Correcting the Record on Joe O'Donnell

By relying exclusively on the single New York Times piece, this blog was one of the ones to get it wrong.

On August 14 this blog noted the passing of Joe O'Donnell, a photographer from Nashville credited with taking one of the most enduring photographs of John F. Kennedy Jr. saluting his father's coffin, as well as some of the first photos after the nuclear bombings of Japan. The post relied exclusively on a New York Times obituary that now appears to be highly dubious. Subsequent reporting by Marianne Fulton at the Digital Journalist and former UPI press photographers has turned up convincing evidence that O'Donnell may have appropriated photos by others and benefited from their sale.

That appears to be the case with the John John photo, which, as several former UPI staffers attest, was actually taken by Stanley Stearns. After a long and careful analysis of photos O'Donnell claimed to have taken mixed with testimony from Stearns and other former UPI staffers, Fulton concludes:

"Apparently an unknown press photographer took it upon himself to re-present well-known pictures made by known photographers for his own benefit and glory. He took credit for others' photographs in writing and during interviews. This was not a mistake of memory; it was intentional."

By relying exclusively on the single New York Times piece, this blog was one of the ones to get it wrong.

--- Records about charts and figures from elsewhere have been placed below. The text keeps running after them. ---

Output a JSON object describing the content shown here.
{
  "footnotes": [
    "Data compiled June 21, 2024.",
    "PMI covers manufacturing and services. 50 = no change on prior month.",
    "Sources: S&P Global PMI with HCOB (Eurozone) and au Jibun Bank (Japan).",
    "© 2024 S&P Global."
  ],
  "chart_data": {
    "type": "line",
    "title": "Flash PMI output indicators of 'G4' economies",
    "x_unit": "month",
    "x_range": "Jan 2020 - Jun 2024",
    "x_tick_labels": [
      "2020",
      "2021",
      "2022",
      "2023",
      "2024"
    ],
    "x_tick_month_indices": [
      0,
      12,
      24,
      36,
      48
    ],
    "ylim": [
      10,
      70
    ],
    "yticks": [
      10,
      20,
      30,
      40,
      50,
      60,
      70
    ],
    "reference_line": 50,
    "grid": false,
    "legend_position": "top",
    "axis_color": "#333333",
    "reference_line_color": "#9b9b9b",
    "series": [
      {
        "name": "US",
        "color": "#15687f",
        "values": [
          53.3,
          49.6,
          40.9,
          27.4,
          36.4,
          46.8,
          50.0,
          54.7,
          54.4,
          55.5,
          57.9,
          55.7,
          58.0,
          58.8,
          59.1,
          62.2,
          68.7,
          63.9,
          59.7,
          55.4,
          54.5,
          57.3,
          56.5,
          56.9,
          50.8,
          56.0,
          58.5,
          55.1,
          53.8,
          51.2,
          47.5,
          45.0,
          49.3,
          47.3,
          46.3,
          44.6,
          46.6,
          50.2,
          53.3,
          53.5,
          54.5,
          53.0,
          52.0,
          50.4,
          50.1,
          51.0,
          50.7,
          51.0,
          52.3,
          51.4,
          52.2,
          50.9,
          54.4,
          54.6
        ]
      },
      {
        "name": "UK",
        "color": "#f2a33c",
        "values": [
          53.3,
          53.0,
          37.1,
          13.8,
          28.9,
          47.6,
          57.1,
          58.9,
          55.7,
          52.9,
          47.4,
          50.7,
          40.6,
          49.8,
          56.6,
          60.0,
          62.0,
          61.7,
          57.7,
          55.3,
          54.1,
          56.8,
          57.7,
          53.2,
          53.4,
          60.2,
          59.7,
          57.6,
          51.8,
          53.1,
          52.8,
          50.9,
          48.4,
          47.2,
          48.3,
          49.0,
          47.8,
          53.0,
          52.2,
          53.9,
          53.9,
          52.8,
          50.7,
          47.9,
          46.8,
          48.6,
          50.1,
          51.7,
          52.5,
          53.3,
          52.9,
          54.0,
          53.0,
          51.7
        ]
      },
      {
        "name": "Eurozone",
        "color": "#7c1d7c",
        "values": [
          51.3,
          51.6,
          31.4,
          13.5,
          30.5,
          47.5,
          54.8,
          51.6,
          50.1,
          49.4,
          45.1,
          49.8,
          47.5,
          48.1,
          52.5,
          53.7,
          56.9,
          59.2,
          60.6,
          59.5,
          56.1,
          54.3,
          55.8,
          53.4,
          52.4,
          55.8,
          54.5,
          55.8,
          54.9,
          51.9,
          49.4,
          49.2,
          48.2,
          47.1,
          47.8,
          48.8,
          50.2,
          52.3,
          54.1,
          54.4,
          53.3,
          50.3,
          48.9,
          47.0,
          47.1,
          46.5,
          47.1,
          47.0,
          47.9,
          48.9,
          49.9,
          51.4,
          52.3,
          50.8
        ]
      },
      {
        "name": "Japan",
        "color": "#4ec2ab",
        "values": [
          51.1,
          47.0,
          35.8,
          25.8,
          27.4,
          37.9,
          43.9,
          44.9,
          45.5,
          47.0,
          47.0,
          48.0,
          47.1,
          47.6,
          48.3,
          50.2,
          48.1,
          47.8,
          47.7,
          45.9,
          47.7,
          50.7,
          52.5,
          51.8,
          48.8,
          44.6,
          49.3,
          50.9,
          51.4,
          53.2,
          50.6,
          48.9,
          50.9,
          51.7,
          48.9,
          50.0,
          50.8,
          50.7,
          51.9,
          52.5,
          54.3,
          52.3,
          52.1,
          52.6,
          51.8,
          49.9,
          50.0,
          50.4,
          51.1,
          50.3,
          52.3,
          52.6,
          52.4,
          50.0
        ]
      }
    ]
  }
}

As for Fulton's piece, it goes a long way towards setting the record straight, and this is indeed a bizarre story. But now yet another article sheds even more light on the subject. Editor & Publisher's Greg Mitchell contacted O'Donnell's son, J. Tyge O'Donnell, who disputes some of the accusations in Fulton's piece while explaining that his father's Alzheimer's may have contributed to his confusion over which photos were his. So when Fulton states flatly that "This was not a mistake of memory; it was intentional," has she herself gone too far?